Nicht nur die Republikaner sahen das ganz anders, und als das Land in ihnen eine Gefahr für die Völkerverständigung sehen wollte, konterten sie: Bewiese nicht schon der österreichische Paß ihres bei der Verhandlung anwesenden designierten Geschäftsführers der Schönhuber-Stiftung, wie sie sich um Völkerverständigung bemühten? - Warum der Prozeßvertreter des Landes an dieser Stelle nur breit grinste und sich jede Antwort verkniff, blieb sein Geheimnis. Ebenso steckte er mit verstehendem Lächeln eine aktuelle Erläuterung der Republikaner zum eigentlich beabsichtigten Namenspatron ihrer Stiftung ein: Carl Schurz sei als Demokrat vor den Verfolgungen und behördlichen Schikanen des Systems eines Fürsten Metternich nach Amerika geflohen; hätte er in seiner Heimat nur das Wort "Freiheit" benutzt, hätten verdachtschöpfende Bürokraten sogleich verfassungsfeindliche, also anti-monarchische Umtriebe gewittert.
Für das Gericht kam es auf so feinsinnige Anspielungen nicht an. Es sprach schlicht Recht und verpflichtete das Ministerium, die Stiftung zu genehmigen. Wenn jede andere Partei eine Stiftung habe, dürfe das den Republikanern wegen des Verfassungsgebots der Chancengleichheit nicht verwehrt werden. Das sei für die erkennende fünfköpfige Kammer des Gerichts so evident, daß sich keines ihrer Mitglieder vorstellen könnte, ein anderer Richter könne diese Ansicht nicht teilen.

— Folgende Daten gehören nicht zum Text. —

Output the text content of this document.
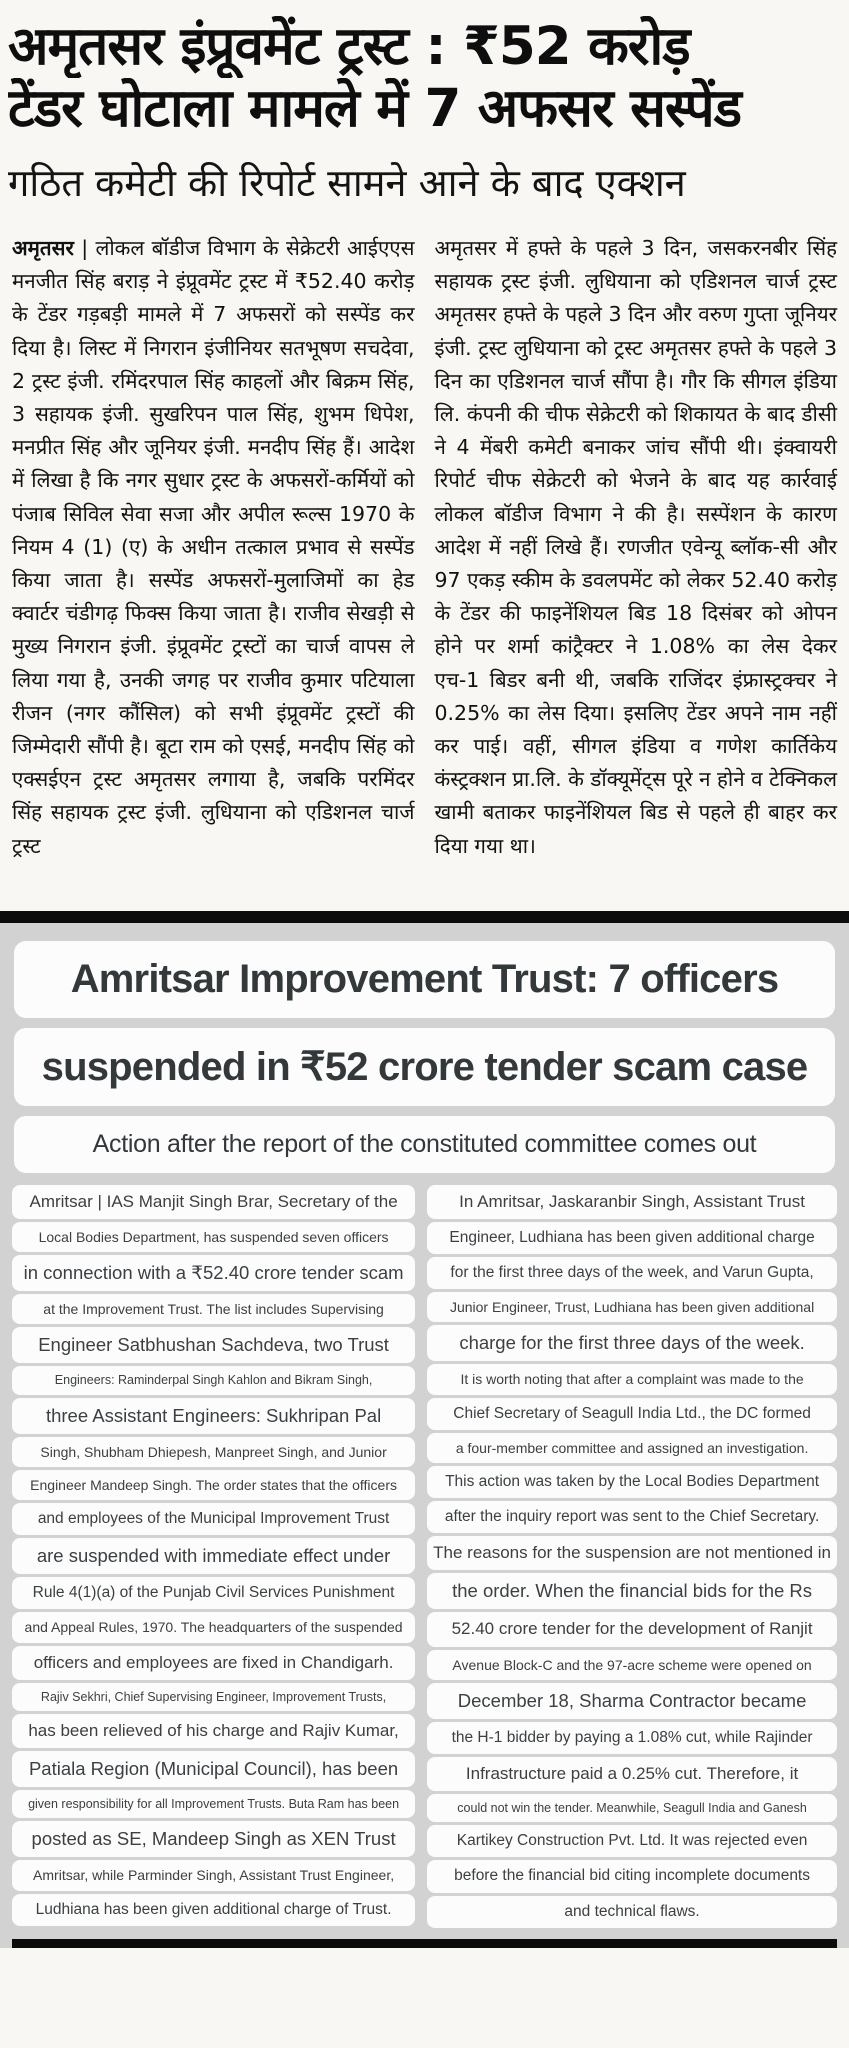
अमृतसर इंप्रूवमेंट ट्रस्ट : ₹52 करोड़
टेंडर घोटाला मामले में 7 अफसर सस्पेंड
गठित कमेटी की रिपोर्ट सामने आने के बाद एक्शन
अमृतसर | लोकल बॉडीज विभाग के सेक्रेटरी आईएएस मनजीत सिंह बराड़ ने इंप्रूवमेंट ट्रस्ट में ₹52.40 करोड़ के टेंडर गड़बड़ी मामले में 7 अफसरों को सस्पेंड कर दिया है। लिस्ट में निगरान इंजीनियर सतभूषण सचदेवा, 2 ट्रस्ट इंजी. रमिंदरपाल सिंह काहलों और बिक्रम सिंह, 3 सहायक इंजी. सुखरिपन पाल सिंह, शुभम धिपेश, मनप्रीत सिंह और जूनियर इंजी. मनदीप सिंह हैं। आदेश में लिखा है कि नगर सुधार ट्रस्ट के अफसरों-कर्मियों को पंजाब सिविल सेवा सजा और अपील रूल्स 1970 के नियम 4 (1) (ए) के अधीन तत्काल प्रभाव से सस्पेंड किया जाता है। सस्पेंड अफसरों-मुलाजिमों का हेड क्वार्टर चंडीगढ़ फिक्स किया जाता है। राजीव सेखड़ी से मुख्य निगरान इंजी. इंप्रूवमेंट ट्रस्टों का चार्ज वापस ले लिया गया है, उनकी जगह पर राजीव कुमार पटियाला रीजन (नगर कौंसिल) को सभी इंप्रूवमेंट ट्रस्टों की जिम्मेदारी सौंपी है। बूटा राम को एसई, मनदीप सिंह को एक्सईएन ट्रस्ट अमृतसर लगाया है, जबकि परमिंदर सिंह सहायक ट्रस्ट इंजी. लुधियाना को एडिशनल चार्ज ट्रस्ट
अमृतसर में हफ्ते के पहले 3 दिन, जसकरनबीर सिंह सहायक ट्रस्ट इंजी. लुधियाना को एडिशनल चार्ज ट्रस्ट अमृतसर हफ्ते के पहले 3 दिन और वरुण गुप्ता जूनियर इंजी. ट्रस्ट लुधियाना को ट्रस्ट अमृतसर हफ्ते के पहले 3 दिन का एडिशनल चार्ज सौंपा है। गौर कि सीगल इंडिया लि. कंपनी की चीफ सेक्रेटरी को शिकायत के बाद डीसी ने 4 मेंबरी कमेटी बनाकर जांच सौंपी थी। इंक्वायरी रिपोर्ट चीफ सेक्रेटरी को भेजने के बाद यह कार्रवाई लोकल बॉडीज विभाग ने की है। सस्पेंशन के कारण आदेश में नहीं लिखे हैं। रणजीत एवेन्यू ब्लॉक-सी और 97 एकड़ स्कीम के डवलपमेंट को लेकर 52.40 करोड़ के टेंडर की फाइनेंशियल बिड 18 दिसंबर को ओपन होने पर शर्मा कांट्रैक्टर ने 1.08% का लेस देकर एच-1 बिडर बनी थी, जबकि राजिंदर इंफ्रास्ट्रक्चर ने 0.25% का लेस दिया। इसलिए टेंडर अपने नाम नहीं कर पाई। वहीं, सीगल इंडिया व गणेश कार्तिकेय कंस्ट्रक्शन प्रा.लि. के डॉक्यूमेंट्स पूरे न होने व टेक्निकल खामी बताकर फाइनेंशियल बिड से पहले ही बाहर कर दिया गया था।
Amritsar Improvement Trust: 7 officers
suspended in ₹52 crore tender scam case
Action after the report of the constituted committee comes out
Amritsar | IAS Manjit Singh Brar, Secretary of the
Local Bodies Department, has suspended seven officers
in connection with a ₹52.40 crore tender scam
at the Improvement Trust. The list includes Supervising
Engineer Satbhushan Sachdeva, two Trust
Engineers: Raminderpal Singh Kahlon and Bikram Singh,
three Assistant Engineers: Sukhripan Pal
Singh, Shubham Dhiepesh, Manpreet Singh, and Junior
Engineer Mandeep Singh. The order states that the officers
and employees of the Municipal Improvement Trust
are suspended with immediate effect under
Rule 4(1)(a) of the Punjab Civil Services Punishment
and Appeal Rules, 1970. The headquarters of the suspended
officers and employees are fixed in Chandigarh.
Rajiv Sekhri, Chief Supervising Engineer, Improvement Trusts,
has been relieved of his charge and Rajiv Kumar,
Patiala Region (Municipal Council), has been
given responsibility for all Improvement Trusts. Buta Ram has been
posted as SE, Mandeep Singh as XEN Trust
Amritsar, while Parminder Singh, Assistant Trust Engineer,
Ludhiana has been given additional charge of Trust.
In Amritsar, Jaskaranbir Singh, Assistant Trust
Engineer, Ludhiana has been given additional charge
for the first three days of the week, and Varun Gupta,
Junior Engineer, Trust, Ludhiana has been given additional
charge for the first three days of the week.
It is worth noting that after a complaint was made to the
Chief Secretary of Seagull India Ltd., the DC formed
a four-member committee and assigned an investigation.
This action was taken by the Local Bodies Department
after the inquiry report was sent to the Chief Secretary.
The reasons for the suspension are not mentioned in
the order. When the financial bids for the Rs
52.40 crore tender for the development of Ranjit
Avenue Block-C and the 97-acre scheme were opened on
December 18, Sharma Contractor became
the H-1 bidder by paying a 1.08% cut, while Rajinder
Infrastructure paid a 0.25% cut. Therefore, it
could not win the tender. Meanwhile, Seagull India and Ganesh
Kartikey Construction Pvt. Ltd. It was rejected even
before the financial bid citing incomplete documents
and technical flaws.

Damit folgte das Gericht exakt der Rechtsauffassung der Republikaner: Wenn die Stiftungsgenehmigung von Gemeinwohlkonformität abhänge, müsse sie gerade darum ausgesprochen werden. Parteien seien nämlich nach Ansicht des Bundesverfassungsgerichts als Wahlvorbereitungsorganisationen für das Verfassungsleben unverzichtbar. Ihre Chancengleichheit sei unverzichtbar für die freiheitliche demokratische Grundordnung. Einer Partei willkürlich die Genehmigung ihrer Parteistiftung vorzuenthalten, begründe daher eine Gefahr für die Verfassungsordnung, ja sei geradezu verfassungsfeindlich. Nun wird im Ministerium verzweifelt darüber nachgedacht, ob der Erfolg, den Republikanern auf Dauer einer zweiten Instanz die Genehmigung zu verweigern, es wert ist, auch vor dem Oberverwaltungsgericht Mores gelehrt zu bekommen.